Three Building Blocks, One Goal
Baby Monitor Timmy is built on three proven technologies: Flutter for the app, WebRTC for real-time communication, and Firebase for coordination. Together, they form an architecture that puts security, privacy, and reliability front and center. In this article, we explain how the individual pieces work together — clearly and without jargon.
WebRTC: Direct Connection, Encrypted by Default
WebRTC (Web Real-Time Communication) is the technology that transmits audio and video between the baby and parent devices. What makes it special: data flows directly between the two devices — peer-to-peer, with no detour through a server.
Every WebRTC connection is encrypted by default with DTLS-SRTP. This means: even if someone were to intercept the network traffic, they could not decrypt the audio and video data. This encryption is not an optional feature — it's built into the protocol and cannot be disabled.
No server listens in. No server stores anything. The connection belongs to you.
Signaling via Firebase Firestore
Before two devices can communicate directly, they need to find each other and coordinate the connection setup. This process is called signaling. Timmy uses Firebase Firestore — a cloud database by Google — for this purpose.
Only technical connection data is exchanged:
- SDP offers and answers: Describe the capabilities of the devices (supported codecs, resolutions, etc.).
- ICE candidates: Possible network paths through which the devices can reach each other.
No audio data, no video data, no personal information ever touches the Firebase servers. Firestore is simply the postman delivering the connection information — it never reads the letter itself.
TURN Servers: When the Direct Path Doesn't Work
In some networks (e.g., behind strict firewalls or with certain mobile carriers), a direct connection cannot be established. For these cases, TURN servers (Traversal Using Relays around NAT) come into play.
Timmy uses a local TURN server first and Cloudflare as fallback when the local relay is unavailable or overloaded. The selected TURN server relays the encrypted traffic — but cannot decrypt it. It only sees encrypted packets and has no way of knowing whether they contain audio, video, or other data. WebRTC's end-to-end encryption remains fully intact.
The credentials for the TURN server are generated via a Firebase Cloud Function and are only valid for 24 hours. This ensures that no permanent credentials are in circulation.
Nearby Connections: Devices Find Each Other Automatically
For the baby and parent devices to connect, they first need to "discover" each other. Timmy uses Nearby Connections — a technology by Google that automatically detects nearby devices via Bluetooth and WiFi.
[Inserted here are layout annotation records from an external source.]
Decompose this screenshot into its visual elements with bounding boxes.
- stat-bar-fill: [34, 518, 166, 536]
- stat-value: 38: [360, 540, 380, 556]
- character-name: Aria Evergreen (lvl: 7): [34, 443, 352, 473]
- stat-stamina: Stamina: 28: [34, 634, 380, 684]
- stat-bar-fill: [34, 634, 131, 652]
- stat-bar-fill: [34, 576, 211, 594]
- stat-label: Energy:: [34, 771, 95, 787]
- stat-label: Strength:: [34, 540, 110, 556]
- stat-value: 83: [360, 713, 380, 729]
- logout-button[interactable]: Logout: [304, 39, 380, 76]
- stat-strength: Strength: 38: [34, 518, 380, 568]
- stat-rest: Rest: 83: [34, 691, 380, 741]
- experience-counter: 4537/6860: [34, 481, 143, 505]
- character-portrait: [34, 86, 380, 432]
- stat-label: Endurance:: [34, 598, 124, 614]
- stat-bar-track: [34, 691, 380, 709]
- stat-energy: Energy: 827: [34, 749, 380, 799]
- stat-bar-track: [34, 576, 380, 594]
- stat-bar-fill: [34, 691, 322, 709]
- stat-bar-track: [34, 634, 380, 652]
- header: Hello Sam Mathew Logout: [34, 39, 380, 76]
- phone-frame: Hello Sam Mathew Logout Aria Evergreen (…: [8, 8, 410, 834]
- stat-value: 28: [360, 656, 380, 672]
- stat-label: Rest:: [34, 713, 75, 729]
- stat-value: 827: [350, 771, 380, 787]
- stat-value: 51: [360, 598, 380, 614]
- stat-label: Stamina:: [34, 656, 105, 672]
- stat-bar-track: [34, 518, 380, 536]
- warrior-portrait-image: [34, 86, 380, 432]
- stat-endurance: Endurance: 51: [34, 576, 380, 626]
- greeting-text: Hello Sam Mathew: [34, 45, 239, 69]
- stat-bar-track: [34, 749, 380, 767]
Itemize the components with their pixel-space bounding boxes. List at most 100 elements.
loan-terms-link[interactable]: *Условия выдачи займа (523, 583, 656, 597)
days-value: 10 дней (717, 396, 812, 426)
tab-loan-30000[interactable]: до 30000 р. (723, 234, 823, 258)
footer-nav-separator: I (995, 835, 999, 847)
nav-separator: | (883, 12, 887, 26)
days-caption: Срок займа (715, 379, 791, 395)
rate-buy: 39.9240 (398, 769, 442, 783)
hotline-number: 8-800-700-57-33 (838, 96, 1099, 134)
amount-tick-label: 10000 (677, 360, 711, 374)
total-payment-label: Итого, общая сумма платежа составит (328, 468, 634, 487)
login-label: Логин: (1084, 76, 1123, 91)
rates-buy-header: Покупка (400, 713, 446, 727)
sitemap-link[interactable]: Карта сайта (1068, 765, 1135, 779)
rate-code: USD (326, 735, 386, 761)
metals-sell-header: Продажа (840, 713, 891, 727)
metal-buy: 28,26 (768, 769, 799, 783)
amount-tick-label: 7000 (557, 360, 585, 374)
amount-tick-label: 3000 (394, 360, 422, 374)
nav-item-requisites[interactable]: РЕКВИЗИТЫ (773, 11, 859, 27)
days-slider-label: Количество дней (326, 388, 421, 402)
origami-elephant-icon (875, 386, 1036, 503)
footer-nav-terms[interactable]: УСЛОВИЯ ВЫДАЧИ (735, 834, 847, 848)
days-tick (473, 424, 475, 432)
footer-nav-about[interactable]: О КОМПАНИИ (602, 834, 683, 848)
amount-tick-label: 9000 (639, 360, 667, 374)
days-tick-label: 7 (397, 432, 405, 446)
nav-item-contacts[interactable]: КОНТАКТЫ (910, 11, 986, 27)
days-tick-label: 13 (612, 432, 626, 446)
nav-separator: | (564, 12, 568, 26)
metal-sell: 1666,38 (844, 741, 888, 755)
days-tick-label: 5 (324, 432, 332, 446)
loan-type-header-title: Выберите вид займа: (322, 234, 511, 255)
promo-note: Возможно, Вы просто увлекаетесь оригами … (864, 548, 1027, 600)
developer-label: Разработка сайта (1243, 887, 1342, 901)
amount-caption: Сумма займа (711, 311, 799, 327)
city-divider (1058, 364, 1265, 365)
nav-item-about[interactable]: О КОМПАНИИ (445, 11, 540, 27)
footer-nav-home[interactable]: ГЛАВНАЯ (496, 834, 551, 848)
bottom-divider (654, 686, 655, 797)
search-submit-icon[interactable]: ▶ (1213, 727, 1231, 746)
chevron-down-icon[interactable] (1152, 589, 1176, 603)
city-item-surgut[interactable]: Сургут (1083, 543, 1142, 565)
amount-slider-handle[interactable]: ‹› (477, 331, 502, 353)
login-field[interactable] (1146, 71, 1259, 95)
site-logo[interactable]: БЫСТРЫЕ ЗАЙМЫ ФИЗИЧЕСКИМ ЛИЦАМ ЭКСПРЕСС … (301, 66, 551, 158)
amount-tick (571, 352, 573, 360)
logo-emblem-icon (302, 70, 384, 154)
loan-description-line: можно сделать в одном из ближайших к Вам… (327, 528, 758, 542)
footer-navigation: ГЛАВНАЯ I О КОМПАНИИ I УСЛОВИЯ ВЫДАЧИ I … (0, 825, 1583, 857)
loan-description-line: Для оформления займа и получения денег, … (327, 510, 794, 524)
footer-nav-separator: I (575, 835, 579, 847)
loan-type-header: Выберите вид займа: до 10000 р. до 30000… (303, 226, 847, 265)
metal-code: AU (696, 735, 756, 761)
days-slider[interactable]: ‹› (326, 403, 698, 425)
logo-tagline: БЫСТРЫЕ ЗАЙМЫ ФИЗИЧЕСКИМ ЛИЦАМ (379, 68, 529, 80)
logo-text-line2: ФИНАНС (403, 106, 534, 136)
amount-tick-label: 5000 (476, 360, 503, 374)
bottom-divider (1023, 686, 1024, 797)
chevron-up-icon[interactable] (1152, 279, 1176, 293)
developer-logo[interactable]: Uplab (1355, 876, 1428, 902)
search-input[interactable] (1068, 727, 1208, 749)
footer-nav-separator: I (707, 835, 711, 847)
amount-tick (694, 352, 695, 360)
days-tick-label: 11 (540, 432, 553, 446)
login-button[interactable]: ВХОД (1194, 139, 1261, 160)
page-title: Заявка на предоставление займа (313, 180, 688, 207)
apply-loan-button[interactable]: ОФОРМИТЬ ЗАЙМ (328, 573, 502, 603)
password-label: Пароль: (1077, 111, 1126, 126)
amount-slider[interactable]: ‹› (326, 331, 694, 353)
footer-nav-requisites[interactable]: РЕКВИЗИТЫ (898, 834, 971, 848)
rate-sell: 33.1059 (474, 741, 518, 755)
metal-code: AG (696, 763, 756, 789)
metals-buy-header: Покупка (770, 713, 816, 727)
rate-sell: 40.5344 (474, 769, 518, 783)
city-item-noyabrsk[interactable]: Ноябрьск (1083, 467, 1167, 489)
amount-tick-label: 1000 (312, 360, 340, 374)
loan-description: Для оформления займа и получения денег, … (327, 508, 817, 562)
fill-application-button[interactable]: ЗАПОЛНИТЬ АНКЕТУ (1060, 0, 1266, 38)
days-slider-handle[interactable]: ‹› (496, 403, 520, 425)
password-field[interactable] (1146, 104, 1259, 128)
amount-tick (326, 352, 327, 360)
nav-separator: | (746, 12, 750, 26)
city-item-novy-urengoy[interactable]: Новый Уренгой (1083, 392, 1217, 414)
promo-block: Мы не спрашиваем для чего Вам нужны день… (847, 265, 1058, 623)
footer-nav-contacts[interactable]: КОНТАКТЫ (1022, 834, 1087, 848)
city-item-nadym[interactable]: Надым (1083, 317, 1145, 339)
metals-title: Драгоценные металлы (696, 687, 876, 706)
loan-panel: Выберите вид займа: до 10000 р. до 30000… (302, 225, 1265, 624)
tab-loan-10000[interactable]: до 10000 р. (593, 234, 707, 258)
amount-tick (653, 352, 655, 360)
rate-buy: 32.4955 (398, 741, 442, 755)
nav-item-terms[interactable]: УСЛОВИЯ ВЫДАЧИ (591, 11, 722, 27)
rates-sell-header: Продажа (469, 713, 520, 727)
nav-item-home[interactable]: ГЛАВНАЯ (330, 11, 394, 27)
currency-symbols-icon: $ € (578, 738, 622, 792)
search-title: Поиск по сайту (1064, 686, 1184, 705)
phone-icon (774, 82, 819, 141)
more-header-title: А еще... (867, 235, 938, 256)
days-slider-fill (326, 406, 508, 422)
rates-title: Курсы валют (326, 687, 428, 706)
Pairing works without manual code entry: the devices discover each other and exchange connection information automatically. As a fallback, there's a 4-character code that can be entered manually — in case automatic discovery isn't possible. The pairing code never leaves the device — only a cryptographic hash (SHA-256) is used as a document identifier in Firestore. See the security guide for details.
Anonymous Authentication
Timmy uses Firebase Anonymous Authentication. On first launch, each device receives a temporary, anonymous ID. No account is created, no email address is requested, no password is stored. This ID serves solely to enforce the Firestore security rules — only authenticated devices can read and write session data.
The Architecture: Who Sends, Who Receives
Timmy has two modes:
- Baby Mode (sender): The device captures audio via the microphone and sends it to the parent device via WebRTC. Optionally, the camera can be activated — video is then also transmitted directly.
- Parent Mode (receiver): The device receives audio and video, displays the camera stream, and offers a push-to-talk function to send short voice messages to the baby device.
For controls (push-to-talk, camera on/off), a DataChannel is used — another WebRTC channel that transmits small messages directly between devices, also encrypted.
Why Flutter?
Flutter is Google's framework for cross-platform app development. With a single codebase, an app can be built for both Android and iOS. Timmy starts on Android — the iOS version will follow in Phase 3. Thanks to Flutter, the code doesn't need to be written twice. This means fewer bugs, faster updates, and a consistent user experience across both platforms.
Summary
Every technical decision at Timmy was made with one goal: as little data as possible, as much security as necessary. WebRTC encrypts the communication, Firebase only coordinates the connection setup, TURN servers see only encrypted packets, and Nearby Connections make pairing simple and secure.
Technology shouldn't be complicated — it should just work while respecting your privacy. That's exactly what Timmy does.